Koreans’ car preference shifts back to gasolineThe number of newly registered petrol-fueled passenger vehicles in Korea has exceeded 50 percent for the first time in four years, a sign of apparent backlash from local consumers against diesel-powered cars following the Volkswagen emissions scandal.
The number of gasoline-powered cars accounted for 50.2 percent of all passenger vehicles registered between January and June this year, according to industry statistics released Tuesday by the Korea Automobile Manufacturers Association. It is the first time gasoline-run passenger vehicles have encompassed over half of all newly registered cars since 2013, when they recorded 52.7 percent.
The portion of diesel-fueled vehicles, on the other hand, hit a four-year low of 36.3 percent in the first half of this year. In 2013, it accounted for 32.4 percent and continued rising after that to 38.6 percent in 2014 and 44.7 percent in 2015.
However, their numbers began to shrink in 2016 after Volkswagen was found a year earlier to have manipulated the emissions levels of its vehicles. Last year, diesel cars made up 39.7 percent of newly registered passenger vehicles.

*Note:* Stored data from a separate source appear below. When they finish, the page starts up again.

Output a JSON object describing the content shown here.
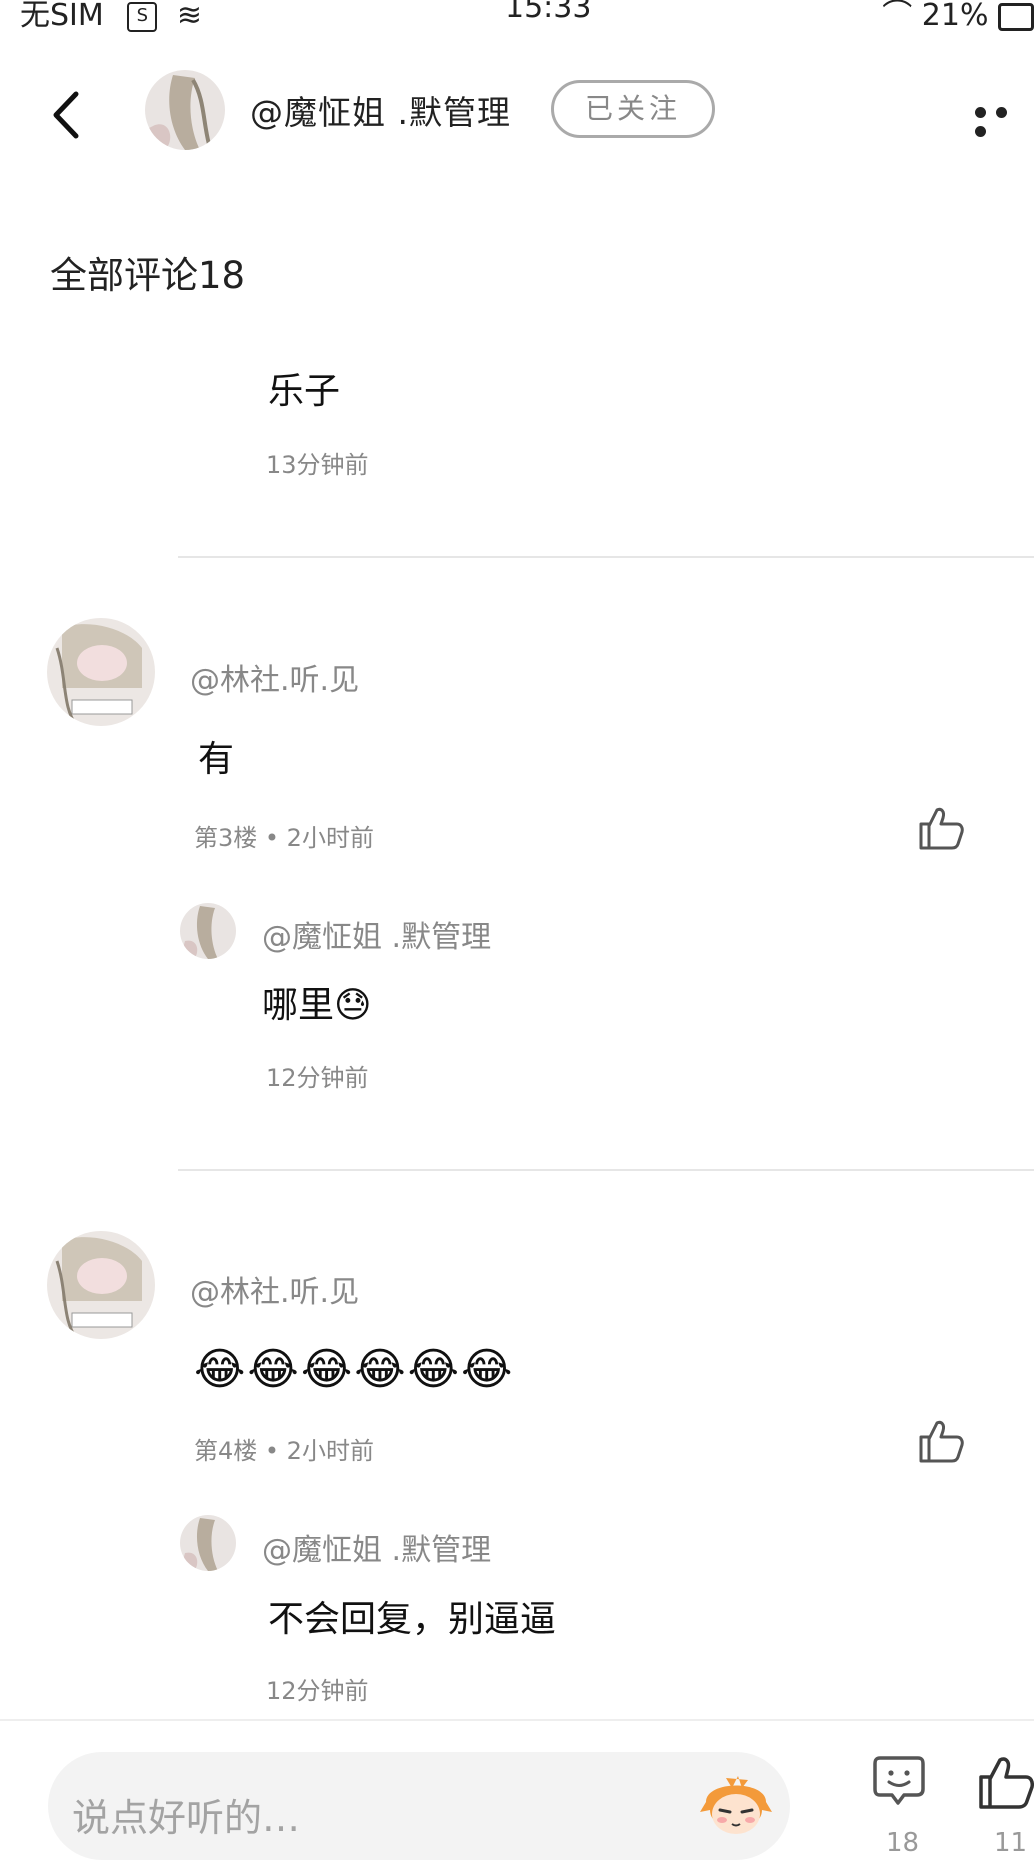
{
  "status_bar": {
    "carrier": "无SIM",
    "time": "15:33",
    "battery": "21%"
  },
  "header": {
    "username": "@魔怔姐 .默管理",
    "follow_label": "已关注"
  },
  "comments_title": "全部评论18",
  "top_reply": {
    "text": "乐子",
    "time": "13分钟前"
  },
  "comments": [
    {
      "username": "@林社.听.见",
      "text": "有",
      "meta": "第3楼 • 2小时前",
      "reply": {
        "username": "@魔怔姐 .默管理",
        "text": "哪里😓",
        "time": "12分钟前"
      }
    },
    {
      "username": "@林社.听.见",
      "text": "😂😂😂😂😂😂",
      "meta": "第4楼 • 2小时前",
      "reply": {
        "username": "@魔怔姐 .默管理",
        "text": "不会回复，别逼逼",
        "time": "12分钟前"
      }
    }
  ],
  "bottom_bar": {
    "input_placeholder": "说点好听的…",
    "comment_count": "18",
    "like_count": "11"
  },
  "icons": {
    "back": "chevron-left-icon",
    "more": "more-dots-icon",
    "like": "thumbs-up-icon",
    "comment": "comment-bubble-icon",
    "mascot": "emoji-mascot-icon"
  }
}
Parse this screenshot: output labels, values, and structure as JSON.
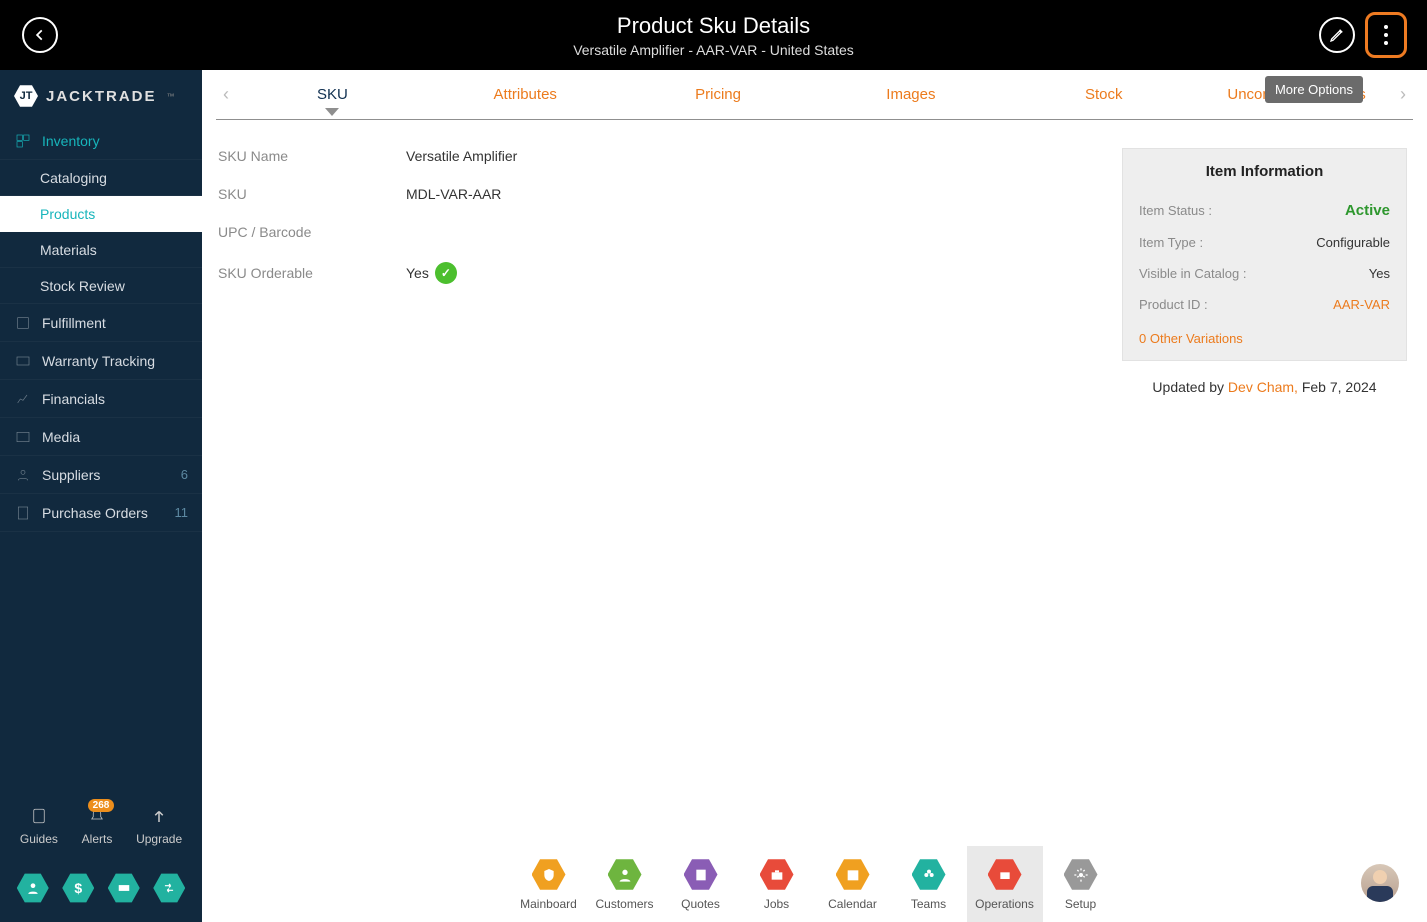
{
  "header": {
    "title": "Product Sku Details",
    "subtitle": "Versatile Amplifier - AAR-VAR - United States",
    "tooltip": "More Options"
  },
  "logo": {
    "text": "JACKTRADE",
    "tm": "™"
  },
  "sidebar": {
    "inventory": "Inventory",
    "sub": {
      "cataloging": "Cataloging",
      "products": "Products",
      "materials": "Materials",
      "stockreview": "Stock Review"
    },
    "fulfillment": "Fulfillment",
    "warranty": "Warranty Tracking",
    "financials": "Financials",
    "media": "Media",
    "suppliers": "Suppliers",
    "suppliers_count": "6",
    "purchase": "Purchase Orders",
    "purchase_count": "11",
    "buttons": {
      "guides": "Guides",
      "alerts": "Alerts",
      "alerts_badge": "268",
      "upgrade": "Upgrade"
    }
  },
  "tabs": {
    "sku": "SKU",
    "attributes": "Attributes",
    "pricing": "Pricing",
    "images": "Images",
    "stock": "Stock",
    "uncommitted": "Uncommitted Serials"
  },
  "details": {
    "sku_name_lbl": "SKU Name",
    "sku_name_val": "Versatile Amplifier",
    "sku_lbl": "SKU",
    "sku_val": "MDL-VAR-AAR",
    "upc_lbl": "UPC / Barcode",
    "upc_val": "",
    "orderable_lbl": "SKU Orderable",
    "orderable_val": "Yes"
  },
  "info": {
    "title": "Item Information",
    "status_lbl": "Item Status :",
    "status_val": "Active",
    "type_lbl": "Item Type :",
    "type_val": "Configurable",
    "visible_lbl": "Visible in Catalog :",
    "visible_val": "Yes",
    "productid_lbl": "Product ID :",
    "productid_val": "AAR-VAR",
    "variations": "0 Other Variations",
    "updated_prefix": "Updated by ",
    "updated_who": "Dev Cham,",
    "updated_date": " Feb 7, 2024"
  },
  "bottom": {
    "mainboard": "Mainboard",
    "customers": "Customers",
    "quotes": "Quotes",
    "jobs": "Jobs",
    "calendar": "Calendar",
    "teams": "Teams",
    "operations": "Operations",
    "setup": "Setup"
  }
}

“Due to Volkswagen’s diesel issue, local consumers are reluctant to buy diesel cars,” said Kim Pil-soo, an automotive engineering professor at Daelim University in Anyang, Gyeonggi. “It won’t be a rosy picture for diesel vehicles in the future.”
While petrol-fueled cars are making a comeback, hybrid vehicles are also filling the gap left by diesel, especially with more Koreans aware of automobiles’ environmental impact. In the first half of this year, hybrids made up 8.4 percent of newly registered passenger vehicles, the highest share since 2012.
Purchases of full electric vehicles were still timid but on the rise. In the first half this year, they accounted for 0.6 percent of newly registered cars, up from 0.3 percent last year and 0.2 percent in 2015.
The effect of the Volkswagen scandal has been most apparent in the import market, where diesel-powered vehicles take center stage.
In 2015, 68.85 percent of newly registered import cars ran on diesel but that shrank to 58.72 percent last year. This year so far, diesel imports have accounted for a mere 50.14 percent, according to Korea Automobile Importers & Distribution Association data.